26/04/2017
La katana, considerada como el arma blanca más perfecta de la historia, era el símbolo de la clase samurái. Durante siglos (desde finales de la era Sengoku en el XVI) solo esta casta de guerreros pudo ceñirla a la cintura, y siempre se portaba de dos en dos: era la pareja llamada "daisho", formada por la "katana" (o sable largo) y la "wakizashi" (sable corto).
La katana de una familia samurái estaba imbuida de un elevado valor simbólico y material, y su elaboración podía requerir meses de trabajo en la forja. El herrero debía elevar la temperatura del horno por encima de los 900º centígrados, lo que requería alimentar la forja durante más de un mes con carbón; el ladrillo de acero empleado (tamahagane) era golpeado hasta extenderse y poder doblarse sobre sí mismo, proceso que se llegaba a repetir hasta en 3.000 ocasiones para obtener una hoja libre de impurezas.
Debe tenerse en cuenta que los aceros empleados en la antigüedad contenían más impurezas que un acero industrial moderno, lo que hacía que las piezas fueran más quebradizas. El acero toledano, por ejemplo, era de más calidad que el tamahagane japonés, pero los herreros de Toledo no trabajaban una pieza durante meses mediante el sistema de plegado, que permitía obtener un acero extremadamente depurado. Eso explica el que una espada europea media pudiera ser de más calidad que la hoja blandida por un ashigaru, pero los sables familiares de los clanes samuráis (que tardaban meses en forjarse) eran de una calidad difícilmente igualable.

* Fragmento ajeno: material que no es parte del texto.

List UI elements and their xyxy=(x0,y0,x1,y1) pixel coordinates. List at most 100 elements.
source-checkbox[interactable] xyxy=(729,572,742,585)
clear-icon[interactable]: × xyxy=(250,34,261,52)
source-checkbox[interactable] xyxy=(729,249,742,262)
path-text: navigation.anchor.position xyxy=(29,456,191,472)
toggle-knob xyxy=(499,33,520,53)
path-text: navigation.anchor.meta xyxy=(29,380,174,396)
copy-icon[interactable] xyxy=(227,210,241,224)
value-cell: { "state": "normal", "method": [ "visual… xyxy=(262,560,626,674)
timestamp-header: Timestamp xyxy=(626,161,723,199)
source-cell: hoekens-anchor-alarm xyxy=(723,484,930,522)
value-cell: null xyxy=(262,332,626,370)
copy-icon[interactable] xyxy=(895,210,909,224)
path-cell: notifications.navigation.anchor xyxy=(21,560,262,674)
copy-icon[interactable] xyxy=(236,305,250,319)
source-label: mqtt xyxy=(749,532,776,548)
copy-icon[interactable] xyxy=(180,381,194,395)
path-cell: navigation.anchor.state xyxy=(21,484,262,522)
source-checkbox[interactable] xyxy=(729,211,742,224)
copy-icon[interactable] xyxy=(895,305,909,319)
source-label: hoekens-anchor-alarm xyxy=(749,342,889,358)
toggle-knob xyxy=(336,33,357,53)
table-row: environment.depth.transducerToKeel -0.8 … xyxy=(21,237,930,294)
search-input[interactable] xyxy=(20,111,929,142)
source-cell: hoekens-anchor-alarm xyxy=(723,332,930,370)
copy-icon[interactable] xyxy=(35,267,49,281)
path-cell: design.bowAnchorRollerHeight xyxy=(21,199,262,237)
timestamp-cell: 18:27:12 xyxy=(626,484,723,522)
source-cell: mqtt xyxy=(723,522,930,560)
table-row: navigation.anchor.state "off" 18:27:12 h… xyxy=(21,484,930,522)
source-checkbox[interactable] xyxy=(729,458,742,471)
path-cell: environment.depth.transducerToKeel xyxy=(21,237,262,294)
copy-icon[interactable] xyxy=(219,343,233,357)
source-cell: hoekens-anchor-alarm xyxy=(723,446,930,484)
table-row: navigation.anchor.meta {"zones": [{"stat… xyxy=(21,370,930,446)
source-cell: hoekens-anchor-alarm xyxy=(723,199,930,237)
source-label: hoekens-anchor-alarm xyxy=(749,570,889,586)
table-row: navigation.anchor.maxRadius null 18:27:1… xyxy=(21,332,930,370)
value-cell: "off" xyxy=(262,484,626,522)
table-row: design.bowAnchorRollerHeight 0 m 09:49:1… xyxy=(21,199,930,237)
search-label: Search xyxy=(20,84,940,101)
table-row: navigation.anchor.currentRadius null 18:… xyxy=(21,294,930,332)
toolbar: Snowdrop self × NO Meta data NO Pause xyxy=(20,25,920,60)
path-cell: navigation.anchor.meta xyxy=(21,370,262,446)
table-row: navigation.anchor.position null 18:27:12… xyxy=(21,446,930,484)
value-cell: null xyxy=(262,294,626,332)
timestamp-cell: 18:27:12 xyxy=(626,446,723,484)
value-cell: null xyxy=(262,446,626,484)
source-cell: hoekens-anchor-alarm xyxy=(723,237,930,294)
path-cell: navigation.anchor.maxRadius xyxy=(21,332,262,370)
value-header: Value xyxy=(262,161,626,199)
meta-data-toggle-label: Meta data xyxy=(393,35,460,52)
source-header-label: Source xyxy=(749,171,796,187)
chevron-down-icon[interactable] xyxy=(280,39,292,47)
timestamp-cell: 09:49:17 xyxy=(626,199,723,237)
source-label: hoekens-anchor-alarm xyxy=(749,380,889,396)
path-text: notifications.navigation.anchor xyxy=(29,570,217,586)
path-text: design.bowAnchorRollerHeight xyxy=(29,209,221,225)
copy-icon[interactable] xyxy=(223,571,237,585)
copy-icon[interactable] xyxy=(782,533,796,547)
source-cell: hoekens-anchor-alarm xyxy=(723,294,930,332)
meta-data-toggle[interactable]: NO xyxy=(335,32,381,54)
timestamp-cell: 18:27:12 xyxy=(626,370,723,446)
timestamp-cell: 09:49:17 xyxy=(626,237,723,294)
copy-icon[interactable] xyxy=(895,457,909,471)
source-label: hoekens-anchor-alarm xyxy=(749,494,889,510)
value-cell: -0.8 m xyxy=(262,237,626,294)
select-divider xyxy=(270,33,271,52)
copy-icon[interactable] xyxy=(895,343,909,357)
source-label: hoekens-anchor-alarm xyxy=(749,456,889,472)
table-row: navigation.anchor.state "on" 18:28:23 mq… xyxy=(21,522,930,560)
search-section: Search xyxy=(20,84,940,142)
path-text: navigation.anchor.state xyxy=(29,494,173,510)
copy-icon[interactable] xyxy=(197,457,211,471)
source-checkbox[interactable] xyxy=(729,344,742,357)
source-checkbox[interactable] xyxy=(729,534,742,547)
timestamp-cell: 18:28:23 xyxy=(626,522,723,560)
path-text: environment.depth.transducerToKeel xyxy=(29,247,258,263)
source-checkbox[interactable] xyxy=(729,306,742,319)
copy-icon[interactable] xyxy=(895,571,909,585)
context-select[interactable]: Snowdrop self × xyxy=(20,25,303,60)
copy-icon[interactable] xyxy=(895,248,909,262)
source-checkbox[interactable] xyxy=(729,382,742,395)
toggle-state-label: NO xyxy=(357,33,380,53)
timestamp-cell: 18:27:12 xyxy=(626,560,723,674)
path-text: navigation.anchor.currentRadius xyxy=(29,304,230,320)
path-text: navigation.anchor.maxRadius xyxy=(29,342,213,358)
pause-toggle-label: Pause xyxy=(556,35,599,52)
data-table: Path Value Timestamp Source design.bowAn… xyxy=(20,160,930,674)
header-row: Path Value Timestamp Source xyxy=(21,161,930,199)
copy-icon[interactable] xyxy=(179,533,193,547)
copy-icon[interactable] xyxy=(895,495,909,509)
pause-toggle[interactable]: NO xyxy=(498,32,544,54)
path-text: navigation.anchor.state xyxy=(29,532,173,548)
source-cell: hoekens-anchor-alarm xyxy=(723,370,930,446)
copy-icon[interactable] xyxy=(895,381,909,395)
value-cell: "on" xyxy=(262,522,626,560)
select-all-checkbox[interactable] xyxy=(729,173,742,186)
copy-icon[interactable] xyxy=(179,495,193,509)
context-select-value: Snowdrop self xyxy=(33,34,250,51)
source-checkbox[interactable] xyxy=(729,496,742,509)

A ello debía sumarse una técnica única empleada por los herreros japoneses: se combinaban dos aceros de diferente dureza y diferente templado en una única hoja, siendo extremadamente duro (aunque más frágil) el del filo, y más flexible y resistente el del cuerpo. Esta combinación obtenía una hoja muy cortante pero con una gran capacidad para absorber golpes, lo que la hacía extraordinariamente duradera en el combate.
No se consideraba la katana como un simple arma, sino que se creía que albergaba el alma misma del samurái que la empuñaba, por lo que su consideración estaba muy por encima de la de una mera herramienta. Eran una vía de perfeccionamiento espiritual, un camino de vida y muerte.
(En la fotografía, Otani-sensei ejecuta un movimiento de "chiburui", un golpe seco al aire con el que se sacudía la sangre de la hoja antes de envainarla).